# 1957 AMF Shelby Airflo



## Oilit (Aug 9, 2021)

This bike has rust and wear, but is pretty complete, and this frame style only shows up for a couple of years. It's similar to the Schwinn cantilever frame at first glance, but probably different enough to avoid patent infringement. It seems to be AMF's Shelby middleweight, or at least I've never seen this frame with a Roadmaster badge. AMF was keeping the two makes separate at this point, I've seen a couple of '50's Roadmaster catalogs and brochures, and they don't include the Shelby models. Unfortunately I haven't seen an AMF Shelby catalog, so I'm not sure when they started making this frame, '55 or '56 is my best guess. After AMF went to the cantilever frame in 1958, the Shelbys and Roadmasters all look to have been built on the same frames. 
 Whether it was supposed to be a Shelby or not, AMF would still build it with any retail badge you wanted. @Mr. Monkeyarms posted a nice one badged "American Flyer" in this thread (post #132), and his has a Bendix two speed!

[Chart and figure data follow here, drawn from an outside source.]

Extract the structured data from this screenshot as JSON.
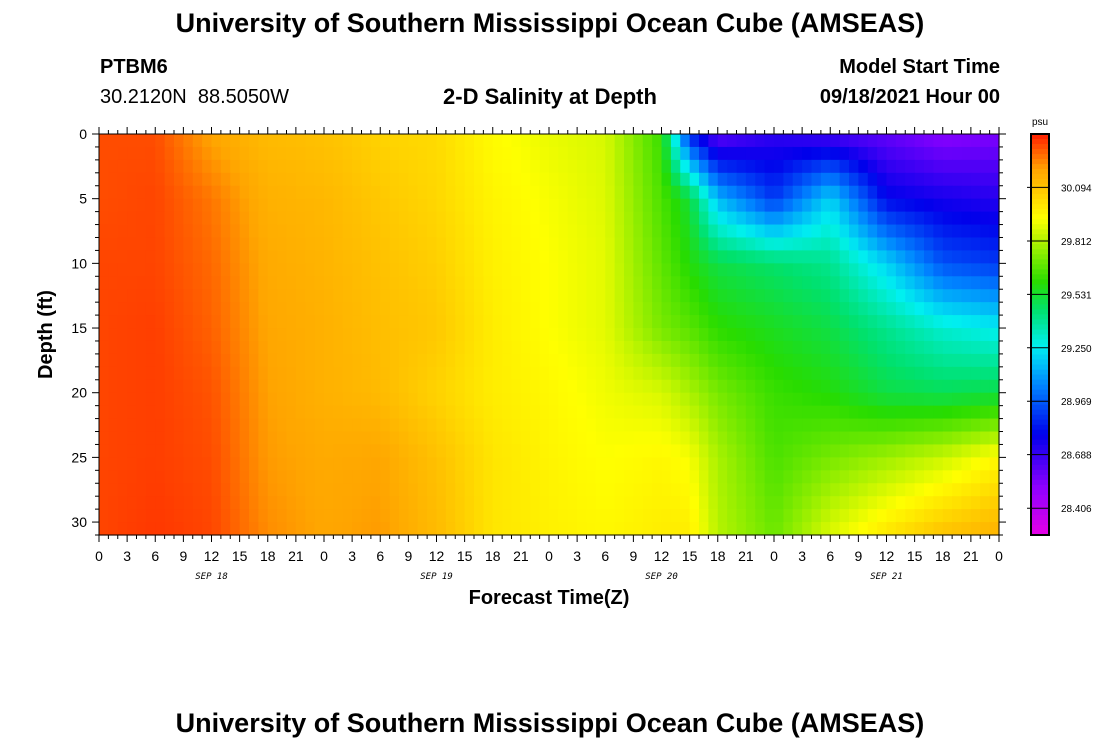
{
  "header": {
    "title": "University of Southern Mississippi Ocean Cube (AMSEAS)",
    "station_id": "PTBM6",
    "station_coords": "30.2120N  88.5050W",
    "plot_title": "2-D Salinity at Depth",
    "model_label": "Model Start Time",
    "model_time": "09/18/2021 Hour 00"
  },
  "footer": {
    "title": "University of Southern Mississippi Ocean Cube (AMSEAS)"
  },
  "chart_data": {
    "type": "heatmap",
    "title": "2-D Salinity at Depth",
    "xlabel": "Forecast Time(Z)",
    "ylabel": "Depth (ft)",
    "x_tick_labels": [
      "0",
      "3",
      "6",
      "9",
      "12",
      "15",
      "18",
      "21",
      "0",
      "3",
      "6",
      "9",
      "12",
      "15",
      "18",
      "21",
      "0",
      "3",
      "6",
      "9",
      "12",
      "15",
      "18",
      "21",
      "0",
      "3",
      "6",
      "9",
      "12",
      "15",
      "18",
      "21",
      "0"
    ],
    "x_hours": [
      0,
      96
    ],
    "day_labels": [
      {
        "label": "SEP 18",
        "hour": 12
      },
      {
        "label": "SEP 19",
        "hour": 36
      },
      {
        "label": "SEP 20",
        "hour": 60
      },
      {
        "label": "SEP 21",
        "hour": 84
      }
    ],
    "y_tick_labels": [
      "0",
      "5",
      "10",
      "15",
      "20",
      "25",
      "30"
    ],
    "ylim": [
      0,
      31
    ],
    "colorbar": {
      "unit": "psu",
      "tick_labels": [
        "30.094",
        "29.812",
        "29.531",
        "29.250",
        "28.969",
        "28.688",
        "28.406"
      ],
      "range": [
        28.265,
        30.375
      ]
    },
    "depths": [
      0,
      5,
      10,
      15,
      20,
      25,
      31
    ],
    "hours": [
      0,
      6,
      12,
      18,
      24,
      30,
      36,
      42,
      48,
      54,
      60,
      63,
      66,
      72,
      78,
      84,
      90,
      96
    ],
    "values": [
      [
        30.31,
        30.31,
        30.18,
        30.12,
        30.1,
        30.05,
        30.03,
        29.94,
        29.9,
        29.87,
        29.62,
        28.85,
        28.6,
        28.7,
        28.65,
        28.6,
        28.52,
        28.55
      ],
      [
        30.31,
        30.32,
        30.25,
        30.15,
        30.13,
        30.08,
        30.04,
        29.96,
        29.92,
        29.88,
        29.65,
        29.52,
        29.15,
        28.9,
        29.2,
        28.8,
        28.75,
        28.72
      ],
      [
        30.32,
        30.32,
        30.27,
        30.17,
        30.14,
        30.1,
        30.06,
        29.97,
        29.93,
        29.89,
        29.68,
        29.58,
        29.5,
        29.45,
        29.4,
        29.2,
        28.95,
        28.9
      ],
      [
        30.32,
        30.33,
        30.28,
        30.18,
        30.15,
        30.11,
        30.08,
        29.98,
        29.93,
        29.89,
        29.72,
        29.67,
        29.6,
        29.55,
        29.5,
        29.4,
        29.3,
        29.25
      ],
      [
        30.32,
        30.33,
        30.3,
        30.19,
        30.15,
        30.12,
        30.05,
        29.98,
        29.95,
        29.91,
        29.87,
        29.8,
        29.72,
        29.62,
        29.58,
        29.5,
        29.48,
        29.5
      ],
      [
        30.32,
        30.33,
        30.31,
        30.2,
        30.17,
        30.18,
        30.1,
        30.0,
        29.96,
        29.93,
        29.95,
        29.92,
        29.8,
        29.65,
        29.72,
        29.78,
        29.85,
        29.95
      ],
      [
        30.32,
        30.34,
        30.32,
        30.22,
        30.18,
        30.2,
        30.12,
        30.0,
        29.97,
        29.95,
        29.98,
        29.98,
        29.82,
        29.7,
        29.88,
        30.0,
        30.1,
        30.15
      ]
    ]
  }
}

						BLACK FRIDAY! Let's see your black bikes! | General Discussion About Old Bicycles
					

54 Jag




					thecabe.com


----------



## Mr. Monkeyarms (Aug 9, 2021)

Do you mean this one? Lol!

That's a nice bike you have right there. 😉


----------



## Oilit (Aug 9, 2021)

Mr. Monkeyarms said:


> View attachment 1460147
> Do you mean this one? Lol!
> 
> That's a nice bike you have right there. 😉



Yes sir, that's the one! And thanks, although I'd call mine more interesting than nice!


----------



## Mr. Monkeyarms (Aug 9, 2021)

Well, I have a thing for crusty original bikes like yours. Lol!


----------



## OZ1972 (Aug 12, 2021)

Sweet love it , would be a good rider !!!!!


----------



## Adamtinkerer (Aug 14, 2021)

Interesting, it's the same badge as the Shelby built one, but it has AMF stuff at the bottom! I believe the guard is a leftover Shelby part too.


----------



## Oilit (Aug 14, 2021)

And the seat post decal is hard to read, but instead of "Masterweld - Cleveland Welding Co." it says "The Shelby Company - Cleveland Ohio." That might have hurt a little in Shelby, Ohio.


----------